CIA Now Favors Lab Leak Theory for COVID Origin
The Central Intelligence Agency (CIA) on Saturday released its revised position on COVID's origins, saying it now assesses with "low confidence" that the pandemic likely emerged from a research-related incident rather than natural transmission.
This assessment was completed during the final weeks of the Biden administration and declassified by new CIA Director John Ratcliffe, who was nominated by Pres. Donald Trump. Officials emphasized that no new intelligence prompted this change in position, but rather a fresh analysis of existing evidence.

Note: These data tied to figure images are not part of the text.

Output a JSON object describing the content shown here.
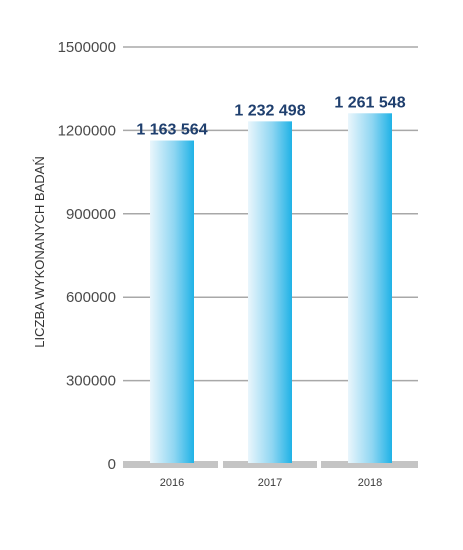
{
  "chart_data": {
    "type": "bar",
    "title": "",
    "xlabel": "",
    "ylabel": "LICZBA WYKONANYCH BADAŃ",
    "categories": [
      "2016",
      "2017",
      "2018"
    ],
    "values": [
      1163564,
      1232498,
      1261548
    ],
    "data_labels": [
      "1 163 564",
      "1 232 498",
      "1 261 548"
    ],
    "ylim": [
      0,
      1500000
    ],
    "yticks": [
      0,
      300000,
      600000,
      900000,
      1200000,
      1500000
    ],
    "ytick_labels": [
      "0",
      "300000",
      "600000",
      "900000",
      "1200000",
      "1500000"
    ],
    "grid": true,
    "legend": "none",
    "colors": {
      "bar_light": "#eaf6fc",
      "bar_dark": "#1fb2e6",
      "grid": "#a8a8a8",
      "baseline": "#c4c4c4",
      "data_label": "#1f3f6e"
    }
  }
}
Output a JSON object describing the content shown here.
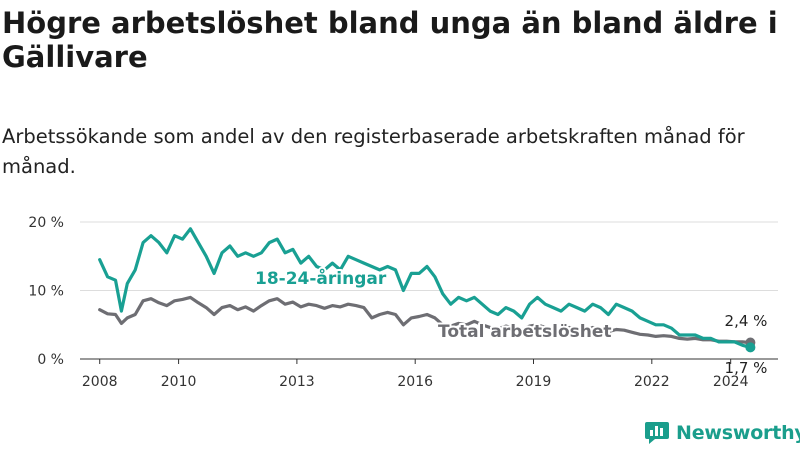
{
  "title": "Högre arbetslöshet bland unga än bland äldre i Gällivare",
  "subtitle": "Arbetssökande som andel av den registerbaserade arbetskraften månad för månad.",
  "brand": {
    "name": "Newsworthy",
    "color": "#1a9e8c"
  },
  "chart_data": {
    "type": "line",
    "ylim": [
      0,
      20
    ],
    "y_ticks": [
      0,
      10,
      20
    ],
    "y_tick_labels": [
      "0 %",
      "10 %",
      "20 %"
    ],
    "x_ticks": [
      2008,
      2010,
      2013,
      2016,
      2019,
      2022,
      2024
    ],
    "x_tick_labels": [
      "2008",
      "2010",
      "2013",
      "2016",
      "2019",
      "2022",
      "2024"
    ],
    "grid": true,
    "series": [
      {
        "name": "18-24-åringar",
        "color": "#19a093",
        "points": [
          [
            2008.0,
            14.5
          ],
          [
            2008.2,
            12.0
          ],
          [
            2008.4,
            11.5
          ],
          [
            2008.55,
            7.0
          ],
          [
            2008.7,
            11.0
          ],
          [
            2008.9,
            13.0
          ],
          [
            2009.1,
            17.0
          ],
          [
            2009.3,
            18.0
          ],
          [
            2009.5,
            17.0
          ],
          [
            2009.7,
            15.5
          ],
          [
            2009.9,
            18.0
          ],
          [
            2010.1,
            17.5
          ],
          [
            2010.3,
            19.0
          ],
          [
            2010.5,
            17.0
          ],
          [
            2010.7,
            15.0
          ],
          [
            2010.9,
            12.5
          ],
          [
            2011.1,
            15.5
          ],
          [
            2011.3,
            16.5
          ],
          [
            2011.5,
            15.0
          ],
          [
            2011.7,
            15.5
          ],
          [
            2011.9,
            15.0
          ],
          [
            2012.1,
            15.5
          ],
          [
            2012.3,
            17.0
          ],
          [
            2012.5,
            17.5
          ],
          [
            2012.7,
            15.5
          ],
          [
            2012.9,
            16.0
          ],
          [
            2013.1,
            14.0
          ],
          [
            2013.3,
            15.0
          ],
          [
            2013.5,
            13.5
          ],
          [
            2013.7,
            13.0
          ],
          [
            2013.9,
            14.0
          ],
          [
            2014.1,
            13.0
          ],
          [
            2014.3,
            15.0
          ],
          [
            2014.5,
            14.5
          ],
          [
            2014.7,
            14.0
          ],
          [
            2014.9,
            13.5
          ],
          [
            2015.1,
            13.0
          ],
          [
            2015.3,
            13.5
          ],
          [
            2015.5,
            13.0
          ],
          [
            2015.7,
            10.0
          ],
          [
            2015.9,
            12.5
          ],
          [
            2016.1,
            12.5
          ],
          [
            2016.3,
            13.5
          ],
          [
            2016.5,
            12.0
          ],
          [
            2016.7,
            9.5
          ],
          [
            2016.9,
            8.0
          ],
          [
            2017.1,
            9.0
          ],
          [
            2017.3,
            8.5
          ],
          [
            2017.5,
            9.0
          ],
          [
            2017.7,
            8.0
          ],
          [
            2017.9,
            7.0
          ],
          [
            2018.1,
            6.5
          ],
          [
            2018.3,
            7.5
          ],
          [
            2018.5,
            7.0
          ],
          [
            2018.7,
            6.0
          ],
          [
            2018.9,
            8.0
          ],
          [
            2019.1,
            9.0
          ],
          [
            2019.3,
            8.0
          ],
          [
            2019.5,
            7.5
          ],
          [
            2019.7,
            7.0
          ],
          [
            2019.9,
            8.0
          ],
          [
            2020.1,
            7.5
          ],
          [
            2020.3,
            7.0
          ],
          [
            2020.5,
            8.0
          ],
          [
            2020.7,
            7.5
          ],
          [
            2020.9,
            6.5
          ],
          [
            2021.1,
            8.0
          ],
          [
            2021.3,
            7.5
          ],
          [
            2021.5,
            7.0
          ],
          [
            2021.7,
            6.0
          ],
          [
            2021.9,
            5.5
          ],
          [
            2022.1,
            5.0
          ],
          [
            2022.3,
            5.0
          ],
          [
            2022.5,
            4.5
          ],
          [
            2022.7,
            3.5
          ],
          [
            2022.9,
            3.5
          ],
          [
            2023.1,
            3.5
          ],
          [
            2023.3,
            3.0
          ],
          [
            2023.5,
            3.0
          ],
          [
            2023.7,
            2.5
          ],
          [
            2023.9,
            2.5
          ],
          [
            2024.1,
            2.5
          ],
          [
            2024.3,
            2.0
          ],
          [
            2024.5,
            1.7
          ]
        ]
      },
      {
        "name": "Total arbetslöshet",
        "color": "#6e6e73",
        "points": [
          [
            2008.0,
            7.2
          ],
          [
            2008.2,
            6.6
          ],
          [
            2008.4,
            6.5
          ],
          [
            2008.55,
            5.2
          ],
          [
            2008.7,
            6.0
          ],
          [
            2008.9,
            6.5
          ],
          [
            2009.1,
            8.5
          ],
          [
            2009.3,
            8.8
          ],
          [
            2009.5,
            8.2
          ],
          [
            2009.7,
            7.8
          ],
          [
            2009.9,
            8.5
          ],
          [
            2010.1,
            8.7
          ],
          [
            2010.3,
            9.0
          ],
          [
            2010.5,
            8.2
          ],
          [
            2010.7,
            7.5
          ],
          [
            2010.9,
            6.5
          ],
          [
            2011.1,
            7.5
          ],
          [
            2011.3,
            7.8
          ],
          [
            2011.5,
            7.2
          ],
          [
            2011.7,
            7.6
          ],
          [
            2011.9,
            7.0
          ],
          [
            2012.1,
            7.8
          ],
          [
            2012.3,
            8.5
          ],
          [
            2012.5,
            8.8
          ],
          [
            2012.7,
            8.0
          ],
          [
            2012.9,
            8.3
          ],
          [
            2013.1,
            7.6
          ],
          [
            2013.3,
            8.0
          ],
          [
            2013.5,
            7.8
          ],
          [
            2013.7,
            7.4
          ],
          [
            2013.9,
            7.8
          ],
          [
            2014.1,
            7.6
          ],
          [
            2014.3,
            8.0
          ],
          [
            2014.5,
            7.8
          ],
          [
            2014.7,
            7.5
          ],
          [
            2014.9,
            6.0
          ],
          [
            2015.1,
            6.5
          ],
          [
            2015.3,
            6.8
          ],
          [
            2015.5,
            6.5
          ],
          [
            2015.7,
            5.0
          ],
          [
            2015.9,
            6.0
          ],
          [
            2016.1,
            6.2
          ],
          [
            2016.3,
            6.5
          ],
          [
            2016.5,
            6.0
          ],
          [
            2016.7,
            5.0
          ],
          [
            2016.9,
            4.8
          ],
          [
            2017.1,
            5.2
          ],
          [
            2017.3,
            5.0
          ],
          [
            2017.5,
            5.5
          ],
          [
            2017.7,
            5.0
          ],
          [
            2017.9,
            4.6
          ],
          [
            2018.1,
            4.4
          ],
          [
            2018.3,
            4.8
          ],
          [
            2018.5,
            4.5
          ],
          [
            2018.7,
            4.2
          ],
          [
            2018.9,
            4.8
          ],
          [
            2019.1,
            5.0
          ],
          [
            2019.3,
            4.6
          ],
          [
            2019.5,
            4.4
          ],
          [
            2019.7,
            4.3
          ],
          [
            2019.9,
            4.6
          ],
          [
            2020.1,
            4.5
          ],
          [
            2020.3,
            4.2
          ],
          [
            2020.5,
            4.6
          ],
          [
            2020.7,
            4.4
          ],
          [
            2020.9,
            4.0
          ],
          [
            2021.1,
            4.3
          ],
          [
            2021.3,
            4.2
          ],
          [
            2021.5,
            3.9
          ],
          [
            2021.7,
            3.6
          ],
          [
            2021.9,
            3.5
          ],
          [
            2022.1,
            3.3
          ],
          [
            2022.3,
            3.4
          ],
          [
            2022.5,
            3.3
          ],
          [
            2022.7,
            3.0
          ],
          [
            2022.9,
            2.9
          ],
          [
            2023.1,
            3.0
          ],
          [
            2023.3,
            2.8
          ],
          [
            2023.5,
            2.8
          ],
          [
            2023.7,
            2.6
          ],
          [
            2023.9,
            2.6
          ],
          [
            2024.1,
            2.5
          ],
          [
            2024.3,
            2.5
          ],
          [
            2024.5,
            2.4
          ]
        ]
      }
    ],
    "end_labels": {
      "total": "2,4 %",
      "youth": "1,7 %"
    }
  }
}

Three US intelligence agencies now support the lab leak theory — the CIA, FBI (with moderate confidence), and Department of Energy (with low confidence). Four other agencies and the National Intelligence Council maintain that a natural origin is more likely.
Right narrative
The lab leak theory is supported by intelligence, science, and common sense. The preponderance of circumstantial evidence points to coronavirus research in Wuhan labs as responsible for spawning the global pandemic. Previous resistance to this conclusion was driven by liberal, woke political considerations rather than facts.
Left narrative
The source of the virus is a complex scientific issue that should be determined through rigorous scientific research rather than reassessments of old evidence by the new, hawkish Trump administration. China has consistently maintained transparency while cooperating with international investigations, including the WHO study that downplayed the odds of a lab leak being the cause.
Nerd narrative
There's a 1% chance that if a natural pandemic catastrophe occurs, it will reduce the human population by 95% or more, according to the Metaculus prediction community.
UK Watchdog: Lab-Grown Eggs and Sperm Near Reality
The UK's Human Fertilisation and Embryology Authority announced that lab-grown human eggs and sperm, known as in-vitro gametes (IVGs), could become viable within the next decade, backed by significant Silicon Valley investment and rapid scientific advancement.
Scientists have already successfully created healthy mouse offspring using lab-grown eggs — including baby mice with two biological fathers — while US companies like Conception and Gameto are working to replicate this achievement with human cells.
The technology promises to remove age barriers to conception and could enable same-sex couples to have biological children together, while potentially providing new fertility treatment options for individuals with low sperm counts or ovarian reserves.
Narrative A
IVG will be a game-changer by offering safer, less invasive alternatives to traditional in vitro fertilization. It could eliminate the need for ovarian stimulation and oocyte retrieval, reducing health risks and discomfort for women. IVG also opens possibilities for genetic parenthood for diverse groups, including same-sex couples and post-menopausal women, enhancing inclusivity in family planning. To ensure a future of safe and accessible fertility, IVG must be part of the solution.
Narrative B
While IVG may produce some positive outcomes, society must draw an ethical line somewhere. The potential for misuse, like unwitting parenthood from lost cells or multiplex parenting with multiple genetic contributors, raises significant concerns. Solo reproduction also risks producing incestuous pregnancies and damaging family structures and consent. Ethical boundaries must be established to ensure healthy children and prevent exploitation.
Nerd narrative
There is a 50% chance that we will see the first live birth from human in-vitro gametogenesis by September 2032, according to the Metaculus prediction community.